The area is a fantastic one to be staying in, Gabianno is inbetween the 2 towns of San Casciano and Greve in Chianti. I have been travelling to Greve to visit some shops and have lunch and just have a drive around. Italian radio is great, its hilarious and i wouldnt have a clue what they are saying, there is plenty of english songs but the italian ones are equally as catchy..i found myself this morning singing the song that goes " ora ora, che ora sono"...wouldnt have a clue what that means....some friends just told me it means "whats the time now" or something!?
Oh and theres this thing in Italy which i call "Italian time", especially out here in the country you need to be on it. It basically means nothing is open between 1 and 3-4 pm as the italians go home for a nap...I think we totally have it wrong in Australia! i wonder what work will say if i try and introduce "italian time" to my daily schedule!!??
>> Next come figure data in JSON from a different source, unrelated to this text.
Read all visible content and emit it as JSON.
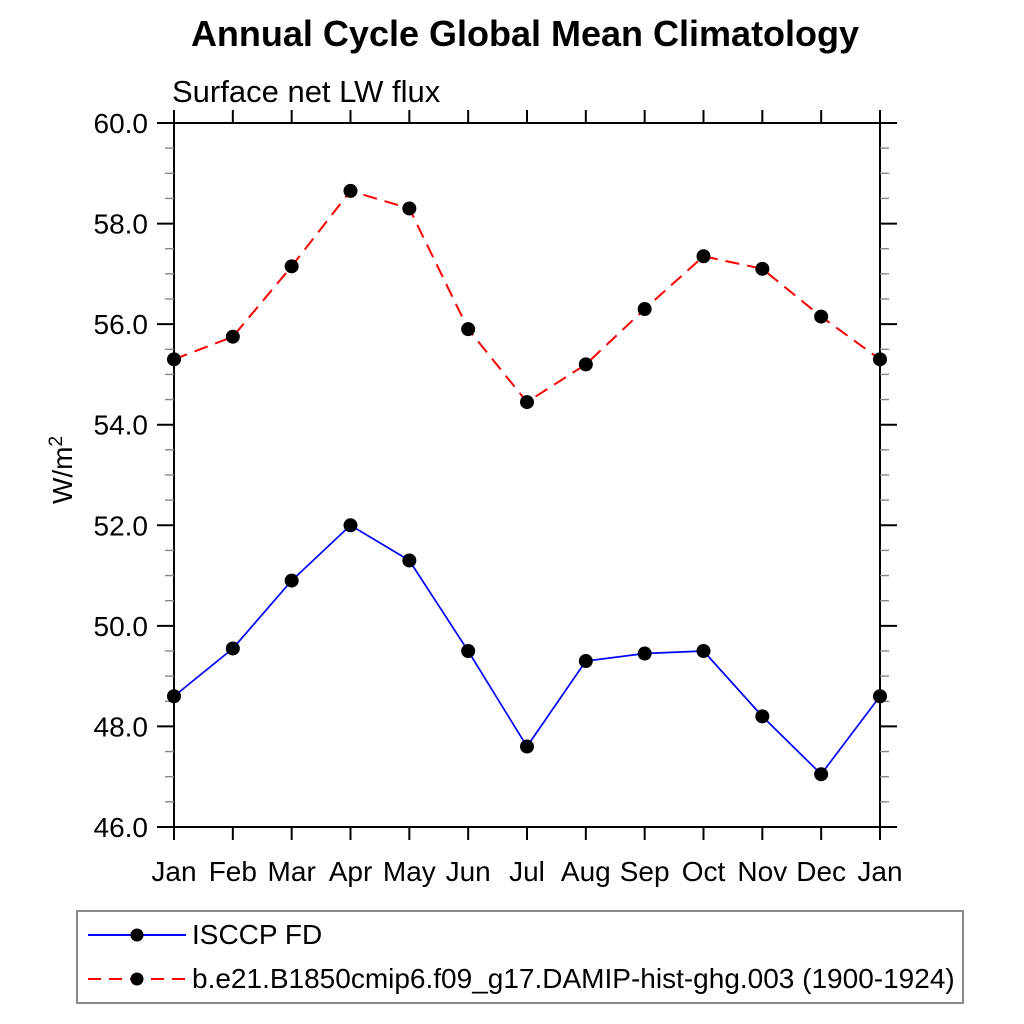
{
  "title": "Annual Cycle Global Mean Climatology",
  "subtitle": "Surface net LW flux",
  "y_axis": {
    "label_base": "W/m",
    "label_sup": "2"
  },
  "chart_data": {
    "type": "line",
    "title": "Annual Cycle Global Mean Climatology",
    "subtitle": "Surface net LW flux",
    "ylabel": "W/m²",
    "xlabel": "",
    "categories": [
      "Jan",
      "Feb",
      "Mar",
      "Apr",
      "May",
      "Jun",
      "Jul",
      "Aug",
      "Sep",
      "Oct",
      "Nov",
      "Dec",
      "Jan"
    ],
    "ylim": [
      46.0,
      60.0
    ],
    "ytick_major_interval": 2.0,
    "ytick_minor_interval": 0.5,
    "ytick_label_format": "one-decimal",
    "grid": false,
    "legend_position": "bottom-outside",
    "series": [
      {
        "name": "ISCCP FD",
        "color": "#0000ff",
        "line_style": "solid",
        "marker": "filled-circle",
        "marker_color": "#000000",
        "values": [
          48.6,
          49.55,
          50.9,
          52.0,
          51.3,
          49.5,
          47.6,
          49.3,
          49.45,
          49.5,
          48.2,
          47.05,
          48.6
        ]
      },
      {
        "name": "b.e21.B1850cmip6.f09_g17.DAMIP-hist-ghg.003 (1900-1924)",
        "color": "#ff0000",
        "line_style": "dashed",
        "marker": "filled-circle",
        "marker_color": "#000000",
        "values": [
          55.3,
          55.75,
          57.15,
          58.65,
          58.3,
          55.9,
          54.45,
          55.2,
          56.3,
          57.35,
          57.1,
          56.15,
          55.3
        ]
      }
    ]
  }
}
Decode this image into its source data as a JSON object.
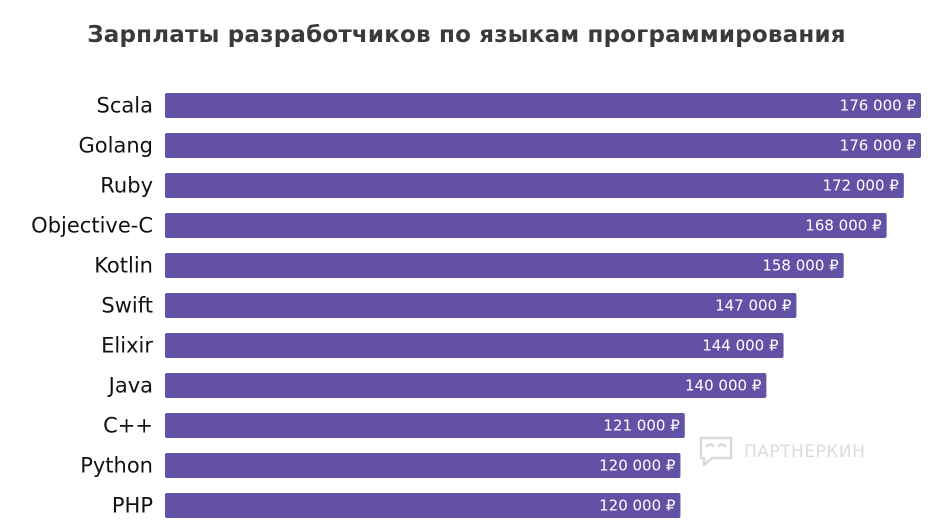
{
  "chart_data": {
    "type": "bar",
    "orientation": "horizontal",
    "title": "Зарплаты разработчиков по языкам программирования",
    "categories": [
      "Scala",
      "Golang",
      "Ruby",
      "Objective-C",
      "Kotlin",
      "Swift",
      "Elixir",
      "Java",
      "C++",
      "Python",
      "PHP"
    ],
    "values": [
      176000,
      176000,
      172000,
      168000,
      158000,
      147000,
      144000,
      140000,
      121000,
      120000,
      120000
    ],
    "value_labels": [
      "176 000 ₽",
      "176 000 ₽",
      "172 000 ₽",
      "168 000 ₽",
      "158 000 ₽",
      "147 000 ₽",
      "144 000 ₽",
      "140 000 ₽",
      "121 000 ₽",
      "120 000 ₽",
      "120 000 ₽"
    ],
    "xlim": [
      0,
      176000
    ],
    "bar_color": "#6351a5",
    "grid": false,
    "legend": "none"
  },
  "watermark": {
    "text": "ПАРТНЕРКИН",
    "icon": "chat-bubble-icon"
  }
}
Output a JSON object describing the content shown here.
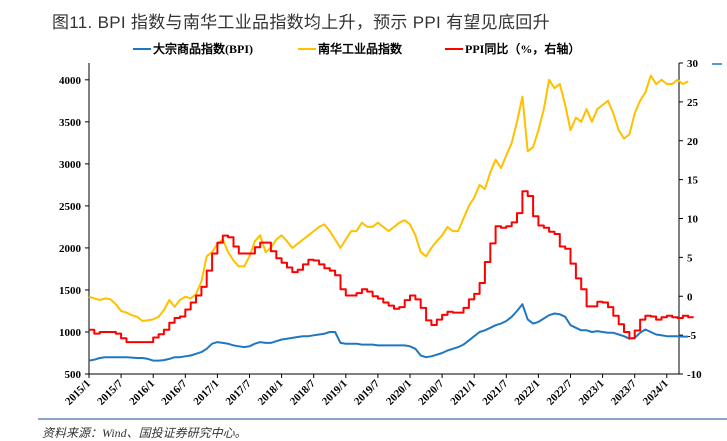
{
  "title": "图11. BPI 指数与南华工业品指数均上升，预示 PPI 有望见底回升",
  "source": "资料来源：Wind、国投证券研究中心。",
  "chart_data": {
    "type": "line",
    "x_start": "2015/1",
    "x_freq": "monthly",
    "x_tick_labels": [
      "2015/1",
      "2015/7",
      "2016/1",
      "2016/7",
      "2017/1",
      "2017/7",
      "2018/1",
      "2018/7",
      "2019/1",
      "2019/7",
      "2020/1",
      "2020/7",
      "2021/1",
      "2021/7",
      "2022/1",
      "2022/7",
      "2023/1",
      "2023/7",
      "2024/1"
    ],
    "left_axis": {
      "ylim": [
        500,
        4200
      ],
      "ticks": [
        500,
        1000,
        1500,
        2000,
        2500,
        3000,
        3500,
        4000
      ]
    },
    "right_axis": {
      "ylim": [
        -10,
        30
      ],
      "ticks": [
        -10,
        -5,
        0,
        5,
        10,
        15,
        20,
        25,
        30
      ]
    },
    "series": [
      {
        "name": "大宗商品指数(BPI)",
        "axis": "left",
        "color": "#1f77c4",
        "values": [
          660,
          670,
          690,
          700,
          700,
          700,
          700,
          700,
          695,
          690,
          690,
          680,
          660,
          660,
          665,
          680,
          700,
          700,
          710,
          720,
          740,
          760,
          800,
          860,
          880,
          870,
          860,
          840,
          830,
          820,
          830,
          860,
          880,
          870,
          870,
          890,
          910,
          920,
          930,
          940,
          950,
          950,
          960,
          970,
          980,
          1000,
          1000,
          870,
          860,
          860,
          860,
          850,
          850,
          850,
          840,
          840,
          840,
          840,
          840,
          840,
          830,
          800,
          720,
          700,
          710,
          730,
          750,
          780,
          800,
          820,
          850,
          900,
          950,
          1000,
          1020,
          1050,
          1080,
          1100,
          1130,
          1180,
          1250,
          1330,
          1150,
          1100,
          1120,
          1160,
          1200,
          1220,
          1210,
          1180,
          1080,
          1050,
          1020,
          1020,
          1000,
          1010,
          1000,
          990,
          990,
          970,
          950,
          920,
          930,
          990,
          1030,
          1000,
          970,
          960,
          950,
          950,
          950,
          945,
          945
        ]
      },
      {
        "name": "南华工业品指数",
        "axis": "left",
        "color": "#ffc000",
        "values": [
          1420,
          1400,
          1380,
          1400,
          1390,
          1330,
          1250,
          1230,
          1200,
          1180,
          1130,
          1140,
          1150,
          1180,
          1260,
          1380,
          1300,
          1380,
          1420,
          1400,
          1450,
          1600,
          1900,
          1950,
          2050,
          2100,
          1950,
          1850,
          1780,
          1780,
          1900,
          2080,
          2150,
          1950,
          2000,
          2100,
          2150,
          2080,
          2000,
          2050,
          2100,
          2150,
          2200,
          2250,
          2280,
          2200,
          2100,
          2000,
          2100,
          2200,
          2200,
          2300,
          2250,
          2250,
          2300,
          2250,
          2200,
          2250,
          2300,
          2330,
          2280,
          2150,
          1950,
          1900,
          2000,
          2080,
          2150,
          2250,
          2200,
          2200,
          2350,
          2500,
          2600,
          2750,
          2700,
          2900,
          3050,
          2950,
          3100,
          3250,
          3500,
          3800,
          3150,
          3200,
          3400,
          3650,
          4000,
          3900,
          3950,
          3700,
          3400,
          3550,
          3500,
          3650,
          3500,
          3650,
          3700,
          3750,
          3600,
          3400,
          3300,
          3350,
          3600,
          3750,
          3850,
          4050,
          3950,
          4000,
          3950,
          3950,
          4000,
          3950,
          3980
        ]
      },
      {
        "name": "PPI同比（%，右轴）",
        "axis": "right",
        "color": "#ff0000",
        "step": true,
        "values": [
          -4.3,
          -4.8,
          -4.6,
          -4.6,
          -4.6,
          -4.8,
          -5.4,
          -5.9,
          -5.9,
          -5.9,
          -5.9,
          -5.9,
          -5.3,
          -4.9,
          -4.3,
          -3.4,
          -2.8,
          -2.6,
          -1.7,
          -0.8,
          0.1,
          1.2,
          3.3,
          5.5,
          6.9,
          7.8,
          7.6,
          6.4,
          5.5,
          5.5,
          5.5,
          6.3,
          6.9,
          6.9,
          5.8,
          4.9,
          4.3,
          3.7,
          3.1,
          3.4,
          4.1,
          4.7,
          4.6,
          4.1,
          3.6,
          3.3,
          2.7,
          0.9,
          0.1,
          0.1,
          0.4,
          0.9,
          0.6,
          0.0,
          -0.3,
          -0.8,
          -1.2,
          -1.6,
          -1.4,
          -0.5,
          0.1,
          -0.4,
          -1.5,
          -3.1,
          -3.7,
          -3.0,
          -2.4,
          -2.0,
          -2.1,
          -2.1,
          -1.5,
          -0.4,
          0.3,
          1.7,
          4.4,
          6.8,
          9.0,
          8.8,
          9.0,
          9.5,
          10.7,
          13.5,
          12.9,
          10.3,
          9.1,
          8.8,
          8.3,
          8.0,
          6.4,
          6.1,
          4.2,
          2.3,
          0.9,
          -1.3,
          -1.3,
          -0.7,
          -0.8,
          -1.4,
          -2.5,
          -3.6,
          -4.6,
          -5.4,
          -4.4,
          -3.0,
          -2.5,
          -2.6,
          -3.0,
          -2.7,
          -2.5,
          -2.7,
          -2.8,
          -2.5,
          -2.7
        ]
      }
    ]
  }
}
Either way with "italian time" my most embarrasing moment was casually strolling up to the automatic doors of the local supermarket only to walk straight into the glass doors thinking they would open for me as most automatic doors do. I made a group of school kids piss themselves laughing....damn thats the 2nd time i forgot to take my "silly tourist" label off! One of the kids came up to me and pointed at the great big sign on the glass doors saying "chiuso fino a 16:00" = Closed until 4pm. I have the "italian time" thing sorted now.
italian supermarkets are fantastic...imagine if woolworths was a gourmet deli...thats exactly how italian supermarkets are!
I have already had the most amazing time of my entire trip these past 2 days and its sad i am only here for 2 more, i will not want to leave this place, this amazing part of the world but... the show MUST go on...to Bordeaux on Sunday where i shall attend my first Vinexpo.